Für den zukünftigen Glasfaserausbau der Telekom wird damit dem Umstand Rechnung getragen, dass die Telekom ein massives Interesse daran hat, ihre kupfernetzbasierten Wettbewerbsvorteile von mehr als 20 Millionen DSL-Kunden (direkt + Resale) zukünftig durch den Ausbau eines eigenen Glasfasernetzes abzusichern und sozusagen zu migrieren.

Die logische und absehbare Übertragung von Marktmacht aus der alten Kupferwelt erfordert daher auch zukünftig einen äußerst wachsamen Regulierer. Die Kontrolle über den Markt aufzugeben, ist damit keine Option.

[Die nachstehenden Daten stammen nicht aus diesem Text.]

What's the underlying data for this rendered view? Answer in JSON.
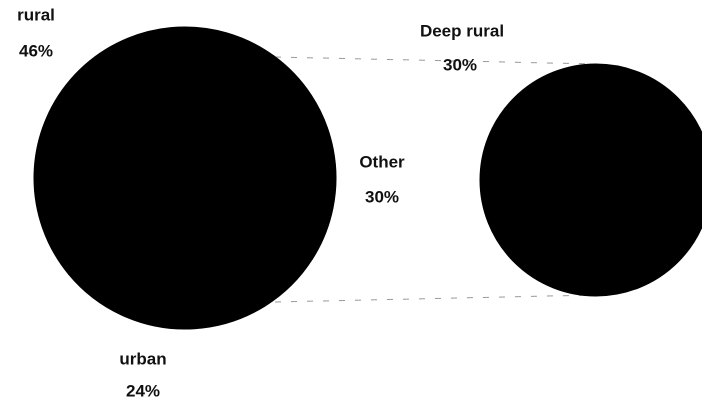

Der Weg für vertragliche Lösungen, die fairen, diskriminierungsfreien Zugang gewähren, steht nun weit offen. Wildwest wird es und darf es nach der Entscheidung des BKartA aber nicht geben. Herausgekommen ist nun als quasi Mindestanforderung zur Sicherung von Wettbewerb ein interessantes Kompendium, das weit über eine reine passive Missbrauchskontrolle oder gar Regulierungsfreistellung hinausgeht. Und das wichtigste daran: Die Telekom hat die wettbewerbssichernden Regelungen selbst mit vorgeschlagen und sieht sie nicht als investitionshemmend an.

Der Regulierer muss nun dafür sorgen, dass eine effiziente Missbrauchskontrolle für den Fall greift, dass die vereinbarten Spielregeln nicht eingehalten werden. Damit zeichnen sich sinnvolle Lösungen für den ganzen Markt und alle Investoren ab, die ausreichend investitionsfördernde Impulse setzen, aber den Wettbewerb für Bürger und Unternehmen sicherstellen.

Es liegt jetzt an Gesetzgeber und BNetzA die TK-Regulierung evolutionär weiterzuentwickeln, damit die sich wandelnden Anforderungen des Marktes abgebildet werden. Dazu zählen schlankere und schnellere Verfahren und Spielräume für kommerzielle Vereinbarungen – kein Ding der Unmöglichkeit und bereits im Fokus der aktuell laufenden TKG-Novelle. Ein klarer Regulierungsrahmen, der bei Bedarf effizient schützt, bietet dem Markt enorme Chancen und stellt keine Bremse für Innovation und Investitionen dar.